Wenden wir uns deshalb jetzt wichtigeren Dingen zu: dem heutigen Abstimmungssonntag. Wir stimmen darüber ab, ob es zulässig ist, Bezüger von IV-Leistungen zu bespitzeln und diesen «Detektiven» mehr Rechte als der Polizei einzuräumen. Natürlich zahlt kein Steuerzahler gern Geld für Betrüger. Fünf Prozent der IV-Bezüger sind es gemäss Forschungsberichten. 2017 sind das 420 Millionen Franken fälschlich ausbezahlter Renten für 10 900 Menschen. Das klingt nach viel Geld – wirkt aber lächerlich, wenn man es mit anderen Budgets vergleicht: Die Armee etwa hat uns 68 288 Millionen gekostet und dabei über 45 Millionen nur als Spesen auf den Kopf gehauen.

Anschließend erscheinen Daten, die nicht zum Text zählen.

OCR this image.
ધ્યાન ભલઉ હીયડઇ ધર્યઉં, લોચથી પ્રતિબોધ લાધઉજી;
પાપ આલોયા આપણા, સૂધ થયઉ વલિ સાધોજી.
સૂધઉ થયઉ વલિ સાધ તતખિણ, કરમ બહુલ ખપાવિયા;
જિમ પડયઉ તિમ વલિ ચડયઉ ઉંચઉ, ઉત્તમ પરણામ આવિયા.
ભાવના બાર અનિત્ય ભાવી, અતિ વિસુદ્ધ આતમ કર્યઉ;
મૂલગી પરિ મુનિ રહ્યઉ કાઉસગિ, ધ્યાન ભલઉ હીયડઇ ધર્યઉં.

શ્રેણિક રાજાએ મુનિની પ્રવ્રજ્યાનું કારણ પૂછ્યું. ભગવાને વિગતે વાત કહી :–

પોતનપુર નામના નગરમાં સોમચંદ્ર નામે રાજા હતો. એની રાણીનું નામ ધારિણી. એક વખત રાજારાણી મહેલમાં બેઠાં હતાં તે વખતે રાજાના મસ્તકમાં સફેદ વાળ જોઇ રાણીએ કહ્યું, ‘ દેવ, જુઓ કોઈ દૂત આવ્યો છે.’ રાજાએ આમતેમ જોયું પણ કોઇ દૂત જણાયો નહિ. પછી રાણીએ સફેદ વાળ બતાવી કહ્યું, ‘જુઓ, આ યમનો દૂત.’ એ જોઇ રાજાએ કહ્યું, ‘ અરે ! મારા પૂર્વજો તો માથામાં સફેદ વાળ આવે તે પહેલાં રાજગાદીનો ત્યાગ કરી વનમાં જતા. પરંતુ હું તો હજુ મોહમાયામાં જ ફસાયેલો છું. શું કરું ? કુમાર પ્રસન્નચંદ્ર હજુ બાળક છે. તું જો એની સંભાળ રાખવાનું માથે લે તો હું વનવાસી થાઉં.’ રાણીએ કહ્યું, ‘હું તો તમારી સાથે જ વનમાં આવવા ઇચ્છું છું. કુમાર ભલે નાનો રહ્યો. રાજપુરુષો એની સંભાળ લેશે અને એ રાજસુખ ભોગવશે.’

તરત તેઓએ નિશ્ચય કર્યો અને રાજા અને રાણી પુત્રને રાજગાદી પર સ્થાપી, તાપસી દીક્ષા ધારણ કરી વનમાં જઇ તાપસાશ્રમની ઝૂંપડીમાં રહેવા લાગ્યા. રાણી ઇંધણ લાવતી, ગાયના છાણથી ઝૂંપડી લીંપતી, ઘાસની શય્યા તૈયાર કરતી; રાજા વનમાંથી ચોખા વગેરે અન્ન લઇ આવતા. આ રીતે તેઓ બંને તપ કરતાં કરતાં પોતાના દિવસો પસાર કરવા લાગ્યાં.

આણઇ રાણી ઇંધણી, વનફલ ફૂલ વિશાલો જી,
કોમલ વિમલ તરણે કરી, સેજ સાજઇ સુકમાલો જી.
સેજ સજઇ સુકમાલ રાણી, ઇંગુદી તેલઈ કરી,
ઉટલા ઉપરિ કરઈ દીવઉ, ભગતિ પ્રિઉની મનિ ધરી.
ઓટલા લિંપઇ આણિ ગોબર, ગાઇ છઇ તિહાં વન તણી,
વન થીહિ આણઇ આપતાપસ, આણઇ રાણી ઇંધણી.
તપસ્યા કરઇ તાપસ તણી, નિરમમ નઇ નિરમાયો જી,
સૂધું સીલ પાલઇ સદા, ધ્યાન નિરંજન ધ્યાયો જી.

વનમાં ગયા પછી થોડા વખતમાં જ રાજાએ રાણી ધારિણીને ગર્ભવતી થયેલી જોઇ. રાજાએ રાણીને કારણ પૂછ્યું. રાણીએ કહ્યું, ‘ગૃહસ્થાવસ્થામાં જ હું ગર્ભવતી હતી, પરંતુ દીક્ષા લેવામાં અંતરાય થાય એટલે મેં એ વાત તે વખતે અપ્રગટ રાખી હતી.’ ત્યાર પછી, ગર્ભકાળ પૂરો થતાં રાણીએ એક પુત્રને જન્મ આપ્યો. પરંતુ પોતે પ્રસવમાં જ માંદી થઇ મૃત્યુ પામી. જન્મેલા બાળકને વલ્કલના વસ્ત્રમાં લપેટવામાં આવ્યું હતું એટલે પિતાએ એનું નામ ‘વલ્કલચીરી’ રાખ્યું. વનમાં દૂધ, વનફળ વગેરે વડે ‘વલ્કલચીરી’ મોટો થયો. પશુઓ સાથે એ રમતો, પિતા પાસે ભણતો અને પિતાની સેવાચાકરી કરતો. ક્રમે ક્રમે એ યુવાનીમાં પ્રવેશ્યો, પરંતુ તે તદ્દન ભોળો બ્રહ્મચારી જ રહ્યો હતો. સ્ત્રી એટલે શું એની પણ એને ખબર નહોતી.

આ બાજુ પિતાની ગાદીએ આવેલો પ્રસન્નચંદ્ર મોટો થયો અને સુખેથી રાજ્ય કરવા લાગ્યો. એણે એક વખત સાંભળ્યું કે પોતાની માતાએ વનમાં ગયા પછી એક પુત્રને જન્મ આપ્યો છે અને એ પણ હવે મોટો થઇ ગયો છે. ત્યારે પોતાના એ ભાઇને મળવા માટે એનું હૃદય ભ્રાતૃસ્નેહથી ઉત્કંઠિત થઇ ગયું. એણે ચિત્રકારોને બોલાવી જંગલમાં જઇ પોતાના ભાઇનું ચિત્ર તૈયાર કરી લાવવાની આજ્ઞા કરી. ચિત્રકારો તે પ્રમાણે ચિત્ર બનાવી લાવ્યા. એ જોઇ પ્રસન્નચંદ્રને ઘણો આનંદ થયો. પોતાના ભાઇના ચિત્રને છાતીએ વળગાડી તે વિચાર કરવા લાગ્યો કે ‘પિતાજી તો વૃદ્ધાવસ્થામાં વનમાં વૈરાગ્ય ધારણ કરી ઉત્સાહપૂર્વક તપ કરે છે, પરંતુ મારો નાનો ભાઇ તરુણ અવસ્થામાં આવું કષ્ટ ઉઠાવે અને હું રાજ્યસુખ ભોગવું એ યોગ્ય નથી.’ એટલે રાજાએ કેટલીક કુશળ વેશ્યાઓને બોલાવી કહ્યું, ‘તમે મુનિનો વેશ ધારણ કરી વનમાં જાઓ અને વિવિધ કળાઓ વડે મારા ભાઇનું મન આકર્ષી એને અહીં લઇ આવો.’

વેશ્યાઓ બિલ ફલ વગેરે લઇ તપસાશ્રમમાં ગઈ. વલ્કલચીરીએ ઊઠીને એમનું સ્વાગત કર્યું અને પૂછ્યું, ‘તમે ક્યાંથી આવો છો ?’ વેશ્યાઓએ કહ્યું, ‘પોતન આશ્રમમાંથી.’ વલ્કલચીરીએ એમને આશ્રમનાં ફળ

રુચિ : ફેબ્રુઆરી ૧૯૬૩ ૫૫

Bleibt die Frage: Wollen Sie lieber in einer Gesellschaft leben, die in Kauf nimmt, zirka 1100 Betrüger durchzufüttern, also 0,01 Prozent der Bevölkerung? Dann stimmen Sie Nein. Oder leben Sie lieber in einer Gesellschaft, die alle Kranke unter Generalverdacht stellt, bespitzelt und die so enstehenden Videos auch gern mal so zusammenschneidet, dass Schwierigkeiten im Alltag wegfallen? Dann stimmen Sie Ja.
Und beten Sie, dass Sie nie chronisch krank werden – und Sie sich nicht in einer lebenslangen Krimifolge wiederfinden, in der Sie höchstpersönlich das Opfer sind.
Polizeiruf 110: «Der Fall Sikorska», 20.15 Uhr, Das Erste, zweieinhalb Sterne von fünf.